The medieval city states were of a manageable size. The population tended to number 50,000 to 100,000. This made them less alienating than the modern city.
It is this surprising period of selfgovernment in Europe that won the city-state movement praise from the great Russian anarchist Peter Kropotkin (1842-1921). It was the venerable Kropotkin who wrote the definition of ‘anarchism’ for the 11th edition of the Encyclopaedia Britannica, often cited as the best production from this venerable institution, now sadly eclipsed by that shabby, factually dubious and messy upstart, Wikipedia. He was a friend of Oscar Wilde and lived in Bromley towards the end of the 19th century.
In his book Mutual Aid, Kropotkin argues that the Middle Ages saw the flowering of the principle of brotherhood – as opposed to authority – as an organising principle of societies:
‘They instituted their “co-jurations”, their “fraternities” and their “friendships”, united in one common idea, boldly marching towards a new life of mutual support and liberty. And they succeeded so well that, in three or four hundred years, they had changed the very face of Europe. They had covered the country with beautiful, sumptuous buildings, expressing the genius of free unions of free men, unrivalled since for their beauty and expressiveness.’
Sadly, it has been rather downhill for town mice ever since the Reformation. The 17th century in England was a nightmare of anxiety and religious upheaval. The 18th century saw a lot of fun but a lot of misery – just look at Hogarth prints.
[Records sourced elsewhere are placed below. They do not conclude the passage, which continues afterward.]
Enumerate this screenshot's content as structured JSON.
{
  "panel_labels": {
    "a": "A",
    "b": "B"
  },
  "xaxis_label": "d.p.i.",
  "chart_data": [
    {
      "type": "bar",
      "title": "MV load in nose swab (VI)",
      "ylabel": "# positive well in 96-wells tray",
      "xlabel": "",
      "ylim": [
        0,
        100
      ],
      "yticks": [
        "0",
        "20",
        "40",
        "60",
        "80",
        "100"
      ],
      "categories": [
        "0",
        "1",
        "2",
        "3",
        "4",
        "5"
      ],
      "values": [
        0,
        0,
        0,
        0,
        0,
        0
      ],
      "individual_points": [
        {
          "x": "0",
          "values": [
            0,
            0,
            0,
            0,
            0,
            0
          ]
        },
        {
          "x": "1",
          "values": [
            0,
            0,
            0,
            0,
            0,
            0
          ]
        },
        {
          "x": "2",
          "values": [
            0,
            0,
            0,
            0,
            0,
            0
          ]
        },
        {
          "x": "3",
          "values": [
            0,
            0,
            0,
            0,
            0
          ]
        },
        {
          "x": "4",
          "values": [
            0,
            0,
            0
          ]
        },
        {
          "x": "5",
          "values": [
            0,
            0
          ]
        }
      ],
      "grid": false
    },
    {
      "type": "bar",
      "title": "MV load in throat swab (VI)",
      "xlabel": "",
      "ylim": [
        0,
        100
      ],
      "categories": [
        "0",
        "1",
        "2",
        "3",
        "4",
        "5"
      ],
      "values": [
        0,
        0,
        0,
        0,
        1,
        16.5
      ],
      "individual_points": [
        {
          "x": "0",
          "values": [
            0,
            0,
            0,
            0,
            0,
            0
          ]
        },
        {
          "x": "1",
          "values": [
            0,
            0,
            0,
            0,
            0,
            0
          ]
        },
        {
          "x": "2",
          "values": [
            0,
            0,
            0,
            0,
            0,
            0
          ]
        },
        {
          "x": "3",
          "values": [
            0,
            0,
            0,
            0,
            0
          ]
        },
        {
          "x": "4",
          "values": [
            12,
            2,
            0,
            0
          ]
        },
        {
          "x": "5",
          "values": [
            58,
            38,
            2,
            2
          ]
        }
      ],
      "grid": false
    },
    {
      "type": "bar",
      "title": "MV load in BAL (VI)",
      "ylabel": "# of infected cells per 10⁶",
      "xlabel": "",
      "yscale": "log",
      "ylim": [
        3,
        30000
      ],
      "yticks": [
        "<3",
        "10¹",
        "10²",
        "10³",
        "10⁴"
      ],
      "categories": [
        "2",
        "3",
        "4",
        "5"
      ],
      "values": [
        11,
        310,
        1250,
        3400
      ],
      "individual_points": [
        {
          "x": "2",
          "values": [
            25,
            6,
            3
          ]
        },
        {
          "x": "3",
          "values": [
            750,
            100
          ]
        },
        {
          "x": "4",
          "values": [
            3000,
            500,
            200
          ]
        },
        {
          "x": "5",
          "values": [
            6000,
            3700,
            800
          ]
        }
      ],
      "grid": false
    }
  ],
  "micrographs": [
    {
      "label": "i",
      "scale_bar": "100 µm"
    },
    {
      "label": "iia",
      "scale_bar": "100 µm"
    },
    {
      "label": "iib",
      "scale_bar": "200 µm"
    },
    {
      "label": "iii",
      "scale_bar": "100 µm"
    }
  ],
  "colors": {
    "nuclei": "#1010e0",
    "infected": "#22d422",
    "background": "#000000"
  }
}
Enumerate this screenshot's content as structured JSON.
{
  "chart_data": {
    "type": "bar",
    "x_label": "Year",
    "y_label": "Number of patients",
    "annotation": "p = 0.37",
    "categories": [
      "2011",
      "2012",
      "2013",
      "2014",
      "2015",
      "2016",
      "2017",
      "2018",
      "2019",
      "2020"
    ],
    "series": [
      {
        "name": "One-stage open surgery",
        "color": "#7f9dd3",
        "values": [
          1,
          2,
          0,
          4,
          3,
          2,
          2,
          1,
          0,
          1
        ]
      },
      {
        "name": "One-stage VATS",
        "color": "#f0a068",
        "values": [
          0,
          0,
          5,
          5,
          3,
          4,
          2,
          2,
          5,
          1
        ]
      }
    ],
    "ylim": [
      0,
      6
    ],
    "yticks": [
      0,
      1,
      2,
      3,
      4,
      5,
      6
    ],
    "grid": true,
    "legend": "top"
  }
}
In the 19th century, we only have to read Dickens and Mayhew to see how miserable and squalid life in the city was for many.
The equivalent of rich and successful cities such as medieval Florence and Venice today would be, I suppose, San Francisco, home of the billionaire tech overlords. But unlike its medieval counterparts, it has no creative spark or imagination, and its architecture is humdrum in the extreme. Where would you rather live – Palo Alto or Venice? Beauty has been sacrificed to utility.
The scale of today’s cities is just too vast. The medieval – and indeed the ancient Greek – cities were built on a human scale. You could walk around them and you would know a lot of the people.
The Oxford scientist Robin Dunbar came up with what is known as ‘Dunbar’s number’ for happy societies. He reckoned 150 was the optimum number of friends and family one person could have. He reckons that most English villages in the 18th century had around 150 inhabitants – also the number that can fit in to most countryside churches, suggesting that 150 was the size of earlier village communes as well.
Personally, this town mouse is very happy living in London which, as has often been noted, is really a collection of villages – Marylebone, Primrose Hill, St John’s Wood, Peckham etc… And London over the summer has been blissfully empty; so we have had a brief glimpse of a more Dunbarian situation.
Ah yes, one day the bourgeois town mice will rise again and create our own self-governed cities and decorate our ermine coats with stars and snails.